On the front sidewalk, a news crew stood by to capture a few frames of the tragedy. "They were doing their jobs," Cowan understands. "But in that moment, I thought, 'Oh my God, this is what it's like on the other end of the lens.'"The media has a responsibility to report on tragedy, inhumanity and suffering – whether it's localized or widespread. The images and stories that came to us all in the aftermath of Hurricane Katrina, for example, were a valuable service. We all need to see the suffering across Africa and earthquake-stricken Pakistan. And, yes, when a child's life is taken in his own backyard, it's news. But, as Reed Cowan so personally understands now, there are ways to cover such stories that cut down on that "cringe" factor.
The surreal irony didn't stop there.
At the hospital, Cowan got a phone call. "It's my boss at the station," he told his mother. To which Cowan says a nearby police officer remarked, "Well, if it bleeds, it leads."

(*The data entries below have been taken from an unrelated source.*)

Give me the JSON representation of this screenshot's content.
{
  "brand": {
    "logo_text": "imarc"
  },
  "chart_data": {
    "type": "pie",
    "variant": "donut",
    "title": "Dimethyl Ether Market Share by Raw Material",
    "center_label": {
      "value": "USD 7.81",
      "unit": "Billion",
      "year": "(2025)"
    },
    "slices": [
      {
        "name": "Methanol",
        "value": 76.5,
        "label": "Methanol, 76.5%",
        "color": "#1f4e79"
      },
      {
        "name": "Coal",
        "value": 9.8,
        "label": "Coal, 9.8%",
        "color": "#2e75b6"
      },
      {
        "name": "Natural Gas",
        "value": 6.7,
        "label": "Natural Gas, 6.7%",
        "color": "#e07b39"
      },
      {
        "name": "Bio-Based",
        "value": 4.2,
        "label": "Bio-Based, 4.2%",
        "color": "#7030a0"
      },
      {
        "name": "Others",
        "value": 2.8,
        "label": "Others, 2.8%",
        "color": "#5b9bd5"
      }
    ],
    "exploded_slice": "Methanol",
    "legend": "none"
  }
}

Cowan was incensed—"my child was in the next room being covered up"—but he also acknowledges such a cynical view of the news business is not uncommon, or unfounded. "In our youth, and in our rush as journalists," he says, "I think sometimes we forget that the people we are talking to might be dealing with the fires of hell lapping at their feet."
Though Cowan prides himself on being a conscientious, sometimes overly empathetic journalist, he admits there have been times he put news ahead of a subject's dignity. When Cowan's cameraman once refused to get reaction shots of a family that had just been informed of a loved one's death, "I told him to roll," he recalls. "'This doesn't mean we're going to air it, but your job is to shoot.'" The cameraman again refused, and Cowan respects him even more for it today, because he "knew the reality was that it could end up on the air … and devastate a family."